Note The sense you define can’t be a “gamebreaker” without the GM’s approval — no “hear someone’s True Name in their heartbeat,” probably no “see through walls.” Alternatively, such things might be possible, but they should probably cost an extra one or two refresh at least. A number of abilities already encompass some portion of supernatural sensory ability. Don’t purchase this ability unless it’s clearly something extra, above and beyond what you already enjoy from your other abilities.

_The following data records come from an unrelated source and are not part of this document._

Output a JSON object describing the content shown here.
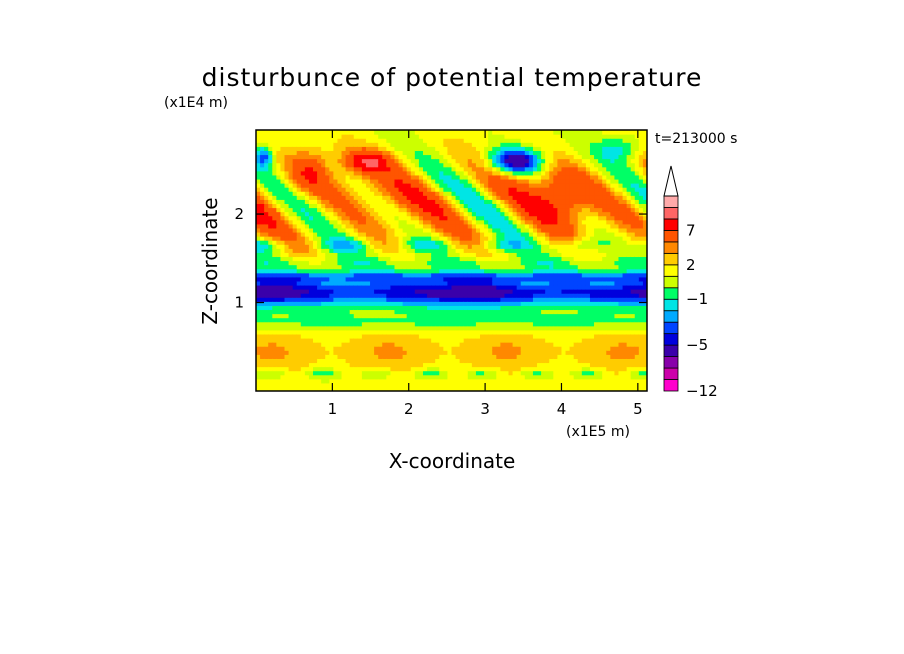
{
  "chart_data": {
    "type": "heatmap",
    "title": "disturbunce of potential temperature",
    "xlabel": "X-coordinate",
    "ylabel": "Z-coordinate",
    "x_unit": "(x1E5 m)",
    "y_unit": "(x1E4 m)",
    "time_label": "t=213000 s",
    "xlim": [
      0,
      5.12
    ],
    "ylim": [
      0,
      2.95
    ],
    "x_ticks": [
      "1",
      "2",
      "3",
      "4",
      "5"
    ],
    "x_tick_values": [
      1,
      2,
      3,
      4,
      5
    ],
    "y_ticks": [
      "1",
      "2"
    ],
    "y_tick_values": [
      1,
      2
    ],
    "colorbar": {
      "levels": [
        -12,
        -10,
        -8,
        -6,
        -5,
        -4,
        -3,
        -2,
        -1,
        0,
        1,
        2,
        3,
        5,
        7,
        9,
        11
      ],
      "colors": [
        "#ff00cc",
        "#cc00aa",
        "#8800aa",
        "#3a00aa",
        "#0000dd",
        "#0044ff",
        "#00aaff",
        "#00e5e5",
        "#00ff66",
        "#ccff00",
        "#ffff00",
        "#ffcc00",
        "#ff8800",
        "#ff5500",
        "#ff0000",
        "#ff6666",
        "#ffaaaa",
        "#ffffff"
      ],
      "labels": [
        "7",
        "2",
        "-1",
        "-5",
        "-12"
      ],
      "label_values": [
        7,
        2,
        -1,
        -5,
        -12
      ],
      "extend": "max"
    },
    "grid": false
  }
}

Strange Sense In situations where you might be penalized or otherwise told that it’s impossible to sense something, you can nevertheless attempt to sense the thing you've defined, without penalty.

Strange Senses

You may instead define a small set of up to three thematically related supernatural senses.

Broad Senses

Take this instead of Strange Senses. You have a wide array of supernatural senses, easily up to a dozen.

You have wings of some sort — gossamer as a faerie, leathery and batlike as a demon—enabling you to fly. Your wings are always present and visible unless you have an ability (Flesh Mask, shapeshifting powers, or the application of a Glamour) allowing you to hide them. You should define the appearance of the wings when you take this ability.

Flight You can fly, eliminating or reducing certain kinds of borders (page 212) and enabling travel upwards into zones (page 197) that can't normally be reached. Winged flight is governed by the Athletics skill, just as running is.